A Philips spokesperson said in an email that the issues in the latest FDA notice relate to approximately 20,000 repaired Trilogy 100 and Trilogy 200 ventilators. More than half are in the U.S. The repair of these devices remains paused as Philips develops a permanent corrective action.
“It is important to note that this does not affect any of the CPAP or BiPAP sleep therapy devices that have been remediated which represent the vast majority of the devices affected by the Philips Respironics field safety notice of June 2021,” the spokesperson wrote. “We deeply regret the concern and uncertainty felt by patients who depend on these devices for their health and well-being. We take the remediation very seriously, and our colleagues are working very hard to get a resolution to patients as fast as possible.”
About the latest update from Philips and the FDA
The FDA notice includes devices distributed between March 1, 2022, and Sept. 6, 2022. Devices recalled in the U.S. total 13,811 since Philips initiated the recall on Dec. 7, 2022.
Affected Trilogy and Garbin ventilators provide breathing assistance to both pediatric and adult patients. Their uses extend to both homes and healthcare settings.

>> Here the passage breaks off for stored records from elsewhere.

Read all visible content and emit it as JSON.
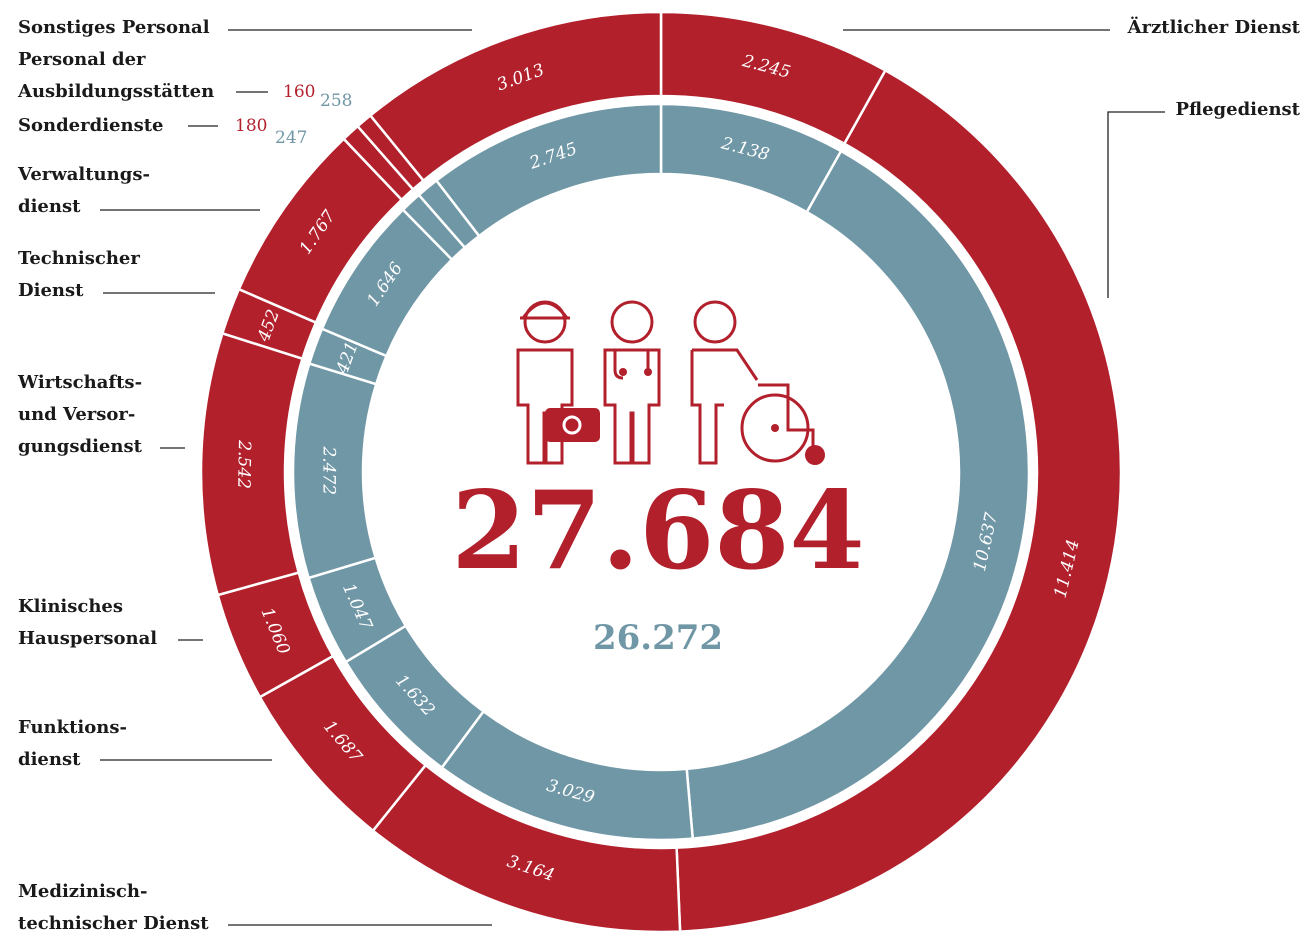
{
  "chart_data": {
    "type": "donut",
    "categories": [
      "Ärztlicher Dienst",
      "Pflegedienst",
      "Medizinisch-\ntechnischer Dienst",
      "Funktions-\ndienst",
      "Klinisches\nHauspersonal",
      "Wirtschafts-\nund Versor-\ngungsdienst",
      "Technischer\nDienst",
      "Verwaltungs-\ndienst",
      "Sonderdienste",
      "Personal der\nAusbildungsstätten",
      "Sonstiges Personal"
    ],
    "series": [
      {
        "color": "#b2202c",
        "values": [
          2245,
          11414,
          3164,
          1687,
          1060,
          2542,
          452,
          1767,
          180,
          160,
          3013
        ],
        "value_labels": [
          "2.245",
          "11.414",
          "3.164",
          "1.687",
          "1.060",
          "2.542",
          "452",
          "1.767",
          "180",
          "160",
          "3.013"
        ],
        "total": 27684,
        "total_label": "27.684"
      },
      {
        "color": "#7097a6",
        "values": [
          2138,
          10637,
          3029,
          1632,
          1047,
          2472,
          421,
          1646,
          247,
          258,
          2745
        ],
        "value_labels": [
          "2.138",
          "10.637",
          "3.029",
          "1.632",
          "1.047",
          "2.472",
          "421",
          "1.646",
          "247",
          "258",
          "2.745"
        ],
        "total": 26272,
        "total_label": "26.272"
      }
    ]
  }
}
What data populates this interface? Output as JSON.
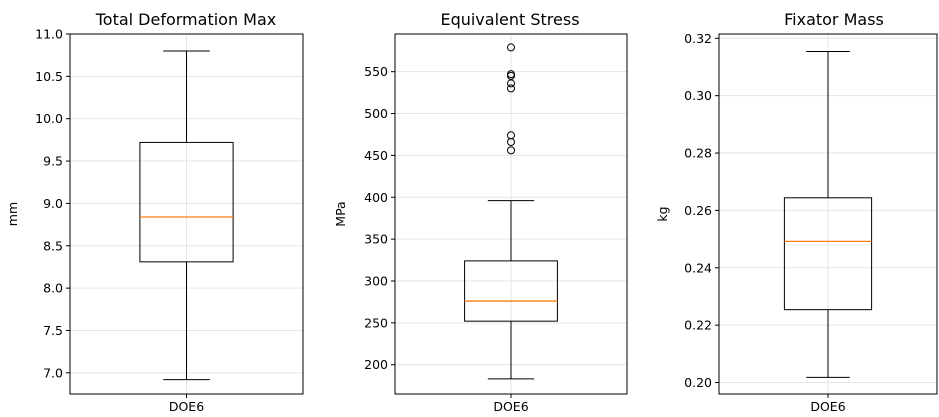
{
  "chart_data": [
    {
      "type": "box",
      "title": "Total Deformation Max",
      "ylabel": "mm",
      "categories": [
        "DOE6"
      ],
      "ylim": [
        6.75,
        11.0
      ],
      "yticks": [
        7.0,
        7.5,
        8.0,
        8.5,
        9.0,
        9.5,
        10.0,
        10.5,
        11.0
      ],
      "tick_labels": [
        "7.0",
        "7.5",
        "8.0",
        "8.5",
        "9.0",
        "9.5",
        "10.0",
        "10.5",
        "11.0"
      ],
      "box": {
        "whisker_low": 6.92,
        "q1": 8.31,
        "median": 8.84,
        "q3": 9.72,
        "whisker_high": 10.8
      },
      "outliers": [],
      "grid": true
    },
    {
      "type": "box",
      "title": "Equivalent Stress",
      "ylabel": "MPa",
      "categories": [
        "DOE6"
      ],
      "ylim": [
        165,
        595
      ],
      "yticks": [
        200,
        250,
        300,
        350,
        400,
        450,
        500,
        550
      ],
      "tick_labels": [
        "200",
        "250",
        "300",
        "350",
        "400",
        "450",
        "500",
        "550"
      ],
      "box": {
        "whisker_low": 183,
        "q1": 252,
        "median": 276,
        "q3": 324,
        "whisker_high": 396
      },
      "outliers": [
        456,
        466,
        474,
        530,
        536,
        545,
        547,
        579
      ],
      "grid": true
    },
    {
      "type": "box",
      "title": "Fixator Mass",
      "ylabel": "kg",
      "categories": [
        "DOE6"
      ],
      "ylim": [
        0.196,
        0.3215
      ],
      "yticks": [
        0.2,
        0.22,
        0.24,
        0.26,
        0.28,
        0.3,
        0.32
      ],
      "tick_labels": [
        "0.20",
        "0.22",
        "0.24",
        "0.26",
        "0.28",
        "0.30",
        "0.32"
      ],
      "box": {
        "whisker_low": 0.2018,
        "q1": 0.2254,
        "median": 0.2492,
        "q3": 0.2644,
        "whisker_high": 0.3154
      },
      "outliers": [],
      "grid": true
    }
  ],
  "colors": {
    "median": "#ff7f0e",
    "box": "#000000",
    "grid": "#e6e6e6",
    "axes": "#000000"
  }
}
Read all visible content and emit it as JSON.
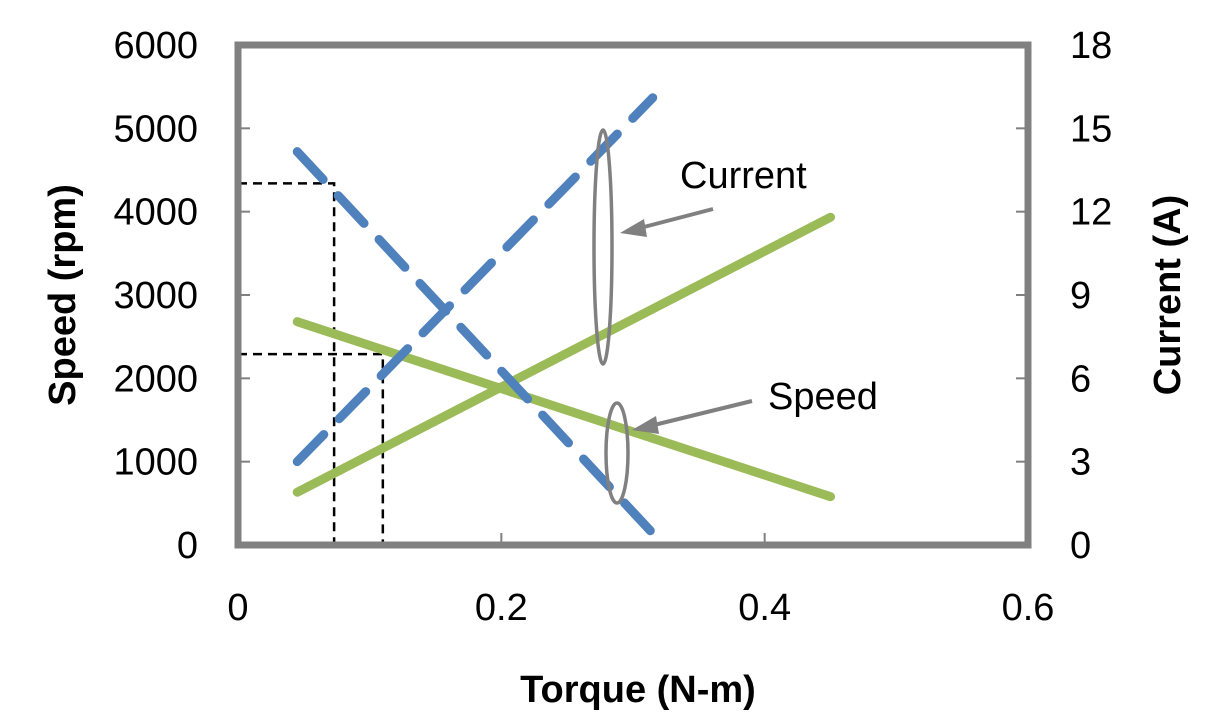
{
  "chart_data": {
    "type": "line",
    "xlabel": "Torque (N-m)",
    "ylabel": "Speed (rpm)",
    "y2label": "Current (A)",
    "xlim": [
      0,
      0.6
    ],
    "ylim": [
      0,
      6000
    ],
    "y2lim": [
      0,
      18
    ],
    "xticks": [
      "0",
      "0.2",
      "0.4",
      "0.6"
    ],
    "yticks": [
      "0",
      "1000",
      "2000",
      "3000",
      "4000",
      "5000",
      "6000"
    ],
    "y2ticks": [
      "0",
      "3",
      "6",
      "9",
      "12",
      "15",
      "18"
    ],
    "grid": false,
    "legend": "none",
    "colors": {
      "measured": "#9bbb59",
      "simulated": "#4f81bd",
      "axis": "#808080",
      "reference": "#000000"
    },
    "series": [
      {
        "axis": "left",
        "style": "dashed",
        "color": "#4f81bd",
        "x": [
          0.045,
          0.315
        ],
        "y": [
          4720,
          140
        ]
      },
      {
        "axis": "right",
        "style": "dashed",
        "color": "#4f81bd",
        "x": [
          0.045,
          0.315
        ],
        "y": [
          3.0,
          16.1
        ]
      },
      {
        "axis": "left",
        "style": "solid",
        "color": "#9bbb59",
        "x": [
          0.045,
          0.45
        ],
        "y": [
          2680,
          580
        ]
      },
      {
        "axis": "right",
        "style": "solid",
        "color": "#9bbb59",
        "x": [
          0.045,
          0.45
        ],
        "y": [
          1.9,
          11.8
        ]
      }
    ],
    "reference_lines": [
      {
        "x": 0.073,
        "y": 4340
      },
      {
        "x": 0.11,
        "y": 2290
      }
    ],
    "annotations": [
      {
        "text": "Current"
      },
      {
        "text": "Speed"
      }
    ]
  }
}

Philips determined that the silicone sound abatement foam installed to replace the PE-PUR foam that initially caused the recall may separate from the plastic backing due to adhesive failure. This foam may potentially move and block the airpath, possibly reducing airflow in the ventilator. It may also cause the device to alarm.
This could result in trouble breathing for a patient, which could be life-threatening.
Additionally, Philips observed residual PE-PUR sound abatement foam in some reworked ventilators returned to customers. Further exposure to PE-PUR foam may cause potential health risks.
Philips said that, as of Jan. 4, 2023, it received 82 medical device reports (MDRs). The company said 63 related to foam delamination and 19 related to particulate debris contamination. It received no reports of death to date.